Bello v. Bondi
This text of Bello v. Bondi (Bello v. Bondi) is published on Counsel Stack Legal Research, covering Court of Appeals for the Fifth Circuit primary law. Counsel Stack provides free access to over 12 million legal documents including statutes, case law, regulations, and constitutions.
Opinion
Case: 25-60271 Document: 56-1 Page: 1 Date Filed: 02/26/2026
United States Court of Appeals for the Fifth Circuit United States Court of Appeals Fifth Circuit
____________ FILED February 26, 2026 No. 25-60271 Lyle W. Cayce Summary Calendar Clerk ____________
Yaseerat Bello,
Petitioner,
versus
Pamela Bondi, U.S. Attorney General,
Respondent. ______________________________
Petition for Review of an Order of the Board of Immigration Appeals Agency No. A215 503 846 ______________________________
Before Barksdale, Oldham, and Douglas, Circuit Judges. Per Curiam: * Yaseerat Bello, a Nigerian citizen, petitions for review of the Board of Immigration Appeals’ (BIA) affirming an Immigration Judge’s (IJ) denying her application for asylum, withholding of removal, and protection under the Convention Against Torture (CAT). She asserts the BIA erred by affirming
_____________________ * This opinion is not designated for publication. See 5th Cir. R. 47.5. Case: 25-60271 Document: 56-1 Page: 2 Date Filed: 02/26/2026
No. 25-60271
the IJ’s: adverse credibility finding; and rejecting her application for humanitarian asylum. Our court reviews the BIA’s decision and considers the IJ’s decision only to the extent it influenced the BIA. Orellana-Monson v. Holder, 685 F.3d 511, 517 (5th Cir. 2012).
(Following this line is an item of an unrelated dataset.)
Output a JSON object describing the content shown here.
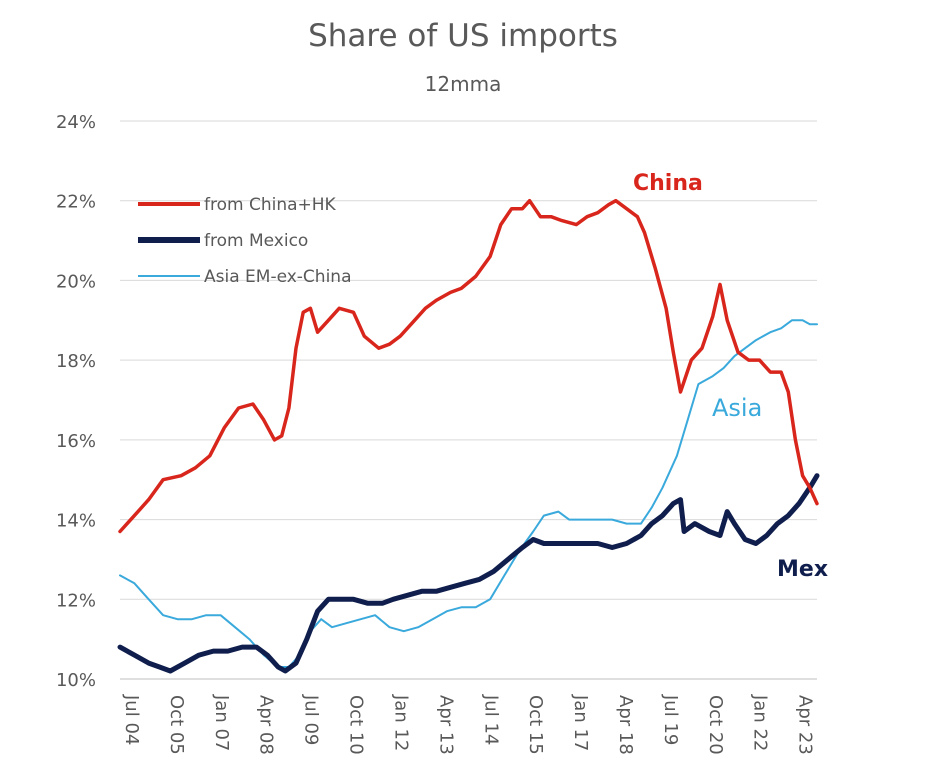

The BIA’s factual findings are reviewed for substantial evidence; its legal conclusions, de novo. Id. Findings of fact, including an applicant’s eligibility for asylum, withholding of removal, and relief under CAT, are reviewed under the substantial-evidence standard. E.g., Chen v. Gonzales, 470 F.3d 1131, 1134 (5th Cir. 2006). Under this standard, our court will not disturb the BIA’s decision unless the evidence “compels” a contrary conclusion. E.g., Revencu v. Sessions, 895 F.3d 396, 401 (5th Cir. 2018) (emphasis in original) (citation omitted). Bello first contends the IJ’s finding her not credible was unsupported because the IJ: relied upon non-record speculation; failed to give proper weight to her explanations for her demeanor and failure to include fear of female genital mutilation on her initial application. Adverse credibility findings “are factual findings that are reviewed for substantial evidence”. Avelar-Oliva v. Barr, 954 F.3d 757, 763 (5th Cir. 2020). The IJ must consider the totality of the circumstances and all relevant factors when making a credibility determination. 8 U.S.C. § 1229a(c)(4)(C); 8 U.S.C. § 1158(b)(1)(B)(iii) (asylum); 8 U.S.C. § 1231(b)(3)(C) (withholding of removal). “The IJ and BIA may rely on any inconsistency or omission in making an adverse credibility determination” if lack of credibility is “supported by specific and cogent reasons derived from the record”. Avelar- Oliva, 954 F.3d at 764 (internal quotation marks and citations omitted) (emphasis in original). The IJ’s unchallenged findings—including, inter alia, that Bello provided an inconsistent and implausible account of her alleged kidnapping
2 Case: 25-60271 Document: 56-1 Page: 3 Date Filed: 02/26/2026
by Boko Haram—provide substantial evidence to support its adverse credibility determination. See id at 768–69. Further, notwithstanding her challenges to the IJ’s credibility determination, Bello abandoned any challenge to the IJ’s concluding the Government rebutted the presumption of a fear of future persecution. See Soadjede v. Ashcroft, 324 F.3d 830, 833 (5th Cir. 2003) (holding failure to brief substantive issues constitutes abandonment). Moreover, she fails to show error in the denial of withholding of removal, which employs a more stringent standard than asylum. See Dayo v. Holder, 687 F.3d 653, 658–59 (5th Cir. 2012) (holding “applicant who has failed to establish . . . less stringent . . . standard of proof required for asylum relief is necessarily also unable to establish an entitlement to withholding of removal”). And, consistent with her not raising a claim for CAT relief before the BIA, she also abandons that claim here. See id at 659. As raised by the Government (and not contested by Bello, who did not file a reply brief), Bello’s second contention—that the IJ erred by rejecting her application for humanitarian asylum—is unexhausted. See, e.g., Carreon v. Garland, 71 F.4th 247, 257 (5th Cir. 2023) (holding failure to raise issue before BIA, if raised by Government, constitutes failure to exhaust). Accordingly, we decline to reach this issue. See id. DENIED.